Désarroi des populations

Quant à Anekudi Koku Messan, chef de la communauté Togolaise de Modeste, ‘’ils ont incendié le cimetière une fois, mais cela ne leur a pas suffi. Puis ils sont venus une première fois pour exhumer des corps dont on ne connaît pas encore la destination. Ils reviennent encore pour récidiver, éparpiller les corps dans le cimetière’’, pleure-t-il, avant de se tourner vers le chef intérimaire, Docteur Echui Aka Désiré : ‘’Vraiment, Nanan, voyez cela pour nous. Moi aussi je mourrai un jour, et c’est dans ce cimetière que je serai inhumé. Vont-ils venir exhumer et incinérer mon corps ?’’, a-t-il poussé son cri de cœur au chef, devant la foule de femmes du village qui pleuraient à chaudes larmes, dans la cours du chef Konney Ahoua, absent du pays. Dont N’Guessan Vidiva, une des responsables qui s’écrie : ‘’Vraiment, c’est déplorable, ce que nous avons vu au cimetière. On parle de repos éternel pour les morts, mais à Modeste, ceux-là n’ont pas droit au repos à cause de personnes véreuses. Nous sommes vraiment choquées de voir une telle chose’’, s’est-elle indignée.

La société immobilière SIDI encore indexée

L’auteur de ces méfaits, l’entreprise SIDI, serait confronté à un litige  foncier avec la chefferie de Modeste. Poursuivie pour occupation illicite d’un terrain qui lui a été vendu sur la base du faux, elle n’entendrait pas attendre la fin du procès pour étendre ses activités. Toutefois, une enquête a été ouverte pour situer les responsabilités, ont rassuré Mme le Sous-préfet de Grand-Bassam Sénin née Yéo Yépéri et le Commandant de la Brigade de Gendarmerie de la localité, l’Adjudant-chef Animily Raymond.  Force restera, donc, à la loi.

Les mots de réconfort de la notabilité aux populations

‘’Le soutien de ces autorités est d’un grand réconfort pour la population de Modeste’’, a dit l’intérimaire de Nanan Konney Ahoua Simon, Dr Echui Aka Désiré. ‘’Mais en attendant que justice soit faite, l’urgence est de prendre des dispositions afin que pareille abomination ne se répète pas. Ainsi, sur recommandation des autorités administratives de Grand-Bassam, un certain nombre de mesures ont été arrêtées après concertation. Et la principale décision est relative à la modernisation du cimetière. Il s’agira de procéder à la délimitation efficiente de l’aire du cimetière. La surface sera ensuite nettoyée proprement. Après quoi il s’agira d’ériger une clôture en vue de matérialiser cette délimitation. Ce qui aura pour effet de filtrer l’accès au cimetière et de résorber le phénomène sans cesse décrié des enterrements clandestins. Enfin tout enterrement à venir devra faire l’objet d’une identification du corps avant ensevelissement. La réussite de ce projet nécessite bien évidemment  l’adhésion de toutes les communautés  vivant à Modeste. Appel est donc lancé à l’endroit de chaque responsable de communauté, des organisations de femmes et de jeunes afin que chacun joue sa partition. Au demeurant, il faut conjurer le mauvais sort qui, selon la croyance locale, pourrait frapper le village suite à cette profanation. Des cérémonies traditionnelles seront organisées dans ce sens’’, rassure la notabilité de Modeste.
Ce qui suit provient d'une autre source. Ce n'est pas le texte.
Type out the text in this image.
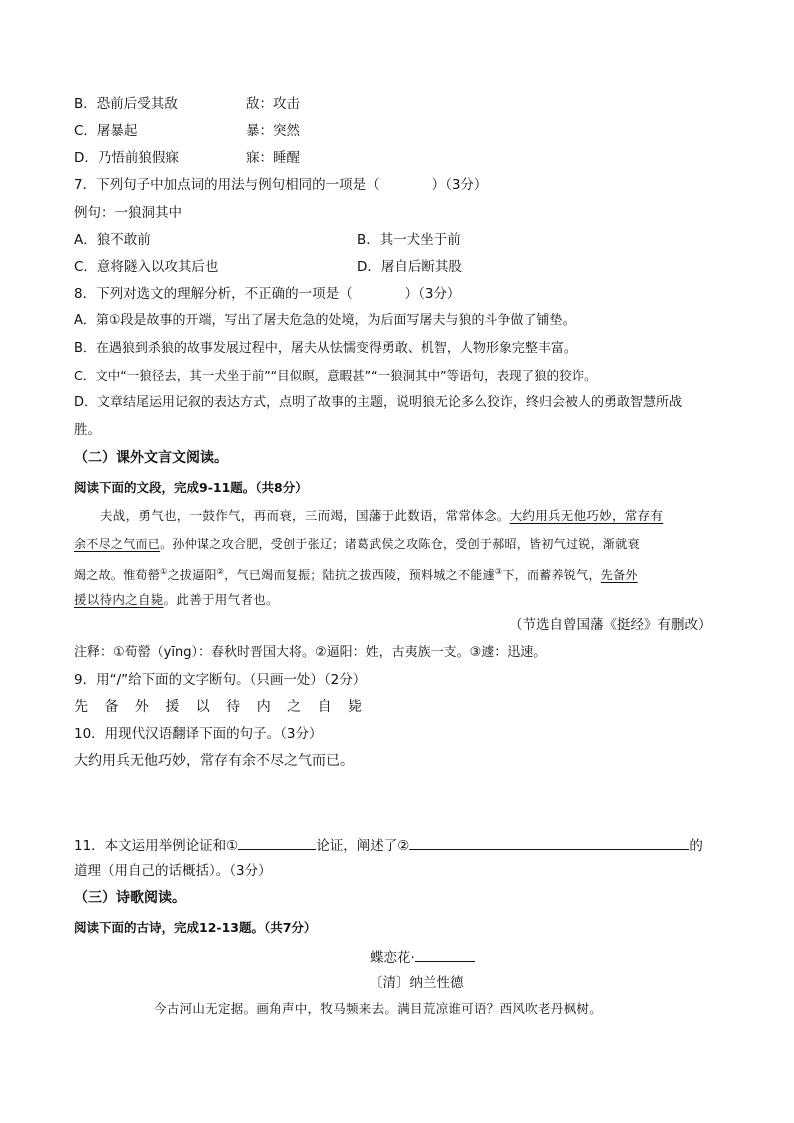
B．恐前后受其敌	敌：攻击
C．屠暴起	暴：突然
D．乃悟前狼假寐	寐：睡醒
7．下列句子中加点词的用法与例句相同的一项是（	）（3分）
例句：一狼洞其中
A．狼不敢前	B．其一犬坐于前
C．意将隧入以攻其后也	D．屠自后断其股
8．下列对选文的理解分析，不正确的一项是（	）（3分）
A．第①段是故事的开端，写出了屠夫危急的处境，为后面写屠夫与狼的斗争做了铺垫。
B．在遇狼到杀狼的故事发展过程中，屠夫从怯懦变得勇敢、机智，人物形象完整丰富。
C．文中“一狼径去，其一犬坐于前”“目似瞑，意暇甚”“一狼洞其中”等语句，表现了狼的狡诈。
D．文章结尾运用记叙的表达方式，点明了故事的主题，说明狼无论多么狡诈，终归会被人的勇敢智慧所战
胜。
（二）课外文言文阅读。
阅读下面的文段，完成9-11题。（共8分）
夫战，勇气也，一鼓作气，再而衰，三而竭，国藩于此数语，常常体念。大约用兵无他巧妙，常存有
余不尽之气而已。孙仲谋之攻合肥，受创于张辽；诸葛武侯之攻陈仓，受创于郝昭，皆初气过锐，渐就衰
竭之故。惟荀罃①之拔逼阳②，气已竭而复振；陆抗之拔西陵，预料城之不能遽③下，而蓄养锐气，先备外
援以待内之自毙。此善于用气者也。
（节选自曾国藩《挺经》有删改）
注释：①荀罃（yīng）：春秋时晋国大将。②逼阳：姓，古夷族一支。③遽：迅速。
9．用“/”给下面的文字断句。（只画一处）（2分）
先 备 外 援 以 待 内 之 自 毙
10．用现代汉语翻译下面的句子。（3分）
大约用兵无他巧妙，常存有余不尽之气而已。
11．本文运用举例论证和①	论证，阐述了②	的
道理（用自己的话概括）。（3分）
（三）诗歌阅读。
阅读下面的古诗，完成12-13题。（共7分）
蝶恋花·
〔清〕纳兰性德
今古河山无定据。画角声中，牧马频来去。满目荒凉谁可语？西风吹老丹枫树。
Interrogé, un responsable de SIDI parle

Occasion pour  Dr Echui Aka Désiré d’exhorter ses administrés à ‘’entretenir l’esprit de cohésion et à continuer d’agir pour un développement harmonieux et consensuel de notre village, de plus en plus en proie à l’expansion galopante d’Abidjan’’. C’est en substance le message fort que lui a chargé de transmettre le chef du village. Et de prôner le pardon afin qu’aucune représailles ne soit perpétrés à l’endroit des présumés coupables. Car Modeste, c’est d’abord et avant tout la paix et la tolérance, gages de cohésion sociale.

Un des responsables de la société SIDI, Monsieur Coulibaly, en confinement à Dabakala, dans le Centre-Est du pays, et en l’absence des premiers responsables hors du pays pour cause de la Covid-19, que nous avons essayé de joindre pour leur version n’a pas décrocher notre appel. Toutefois, joint ultérieurement suite au verdict de la Cour de Cassation qui déboutait le Roi de Moossou de son pourvoi, M Coulibaly avait dit ne pas se préoccuper du procès en cours. Et qu’il avait eu l’assurance de Nanan Kanga Assoumou, qui a signé leur attestation villageoise, de continuer leurs travaux, et qu’il n’y aurait rien.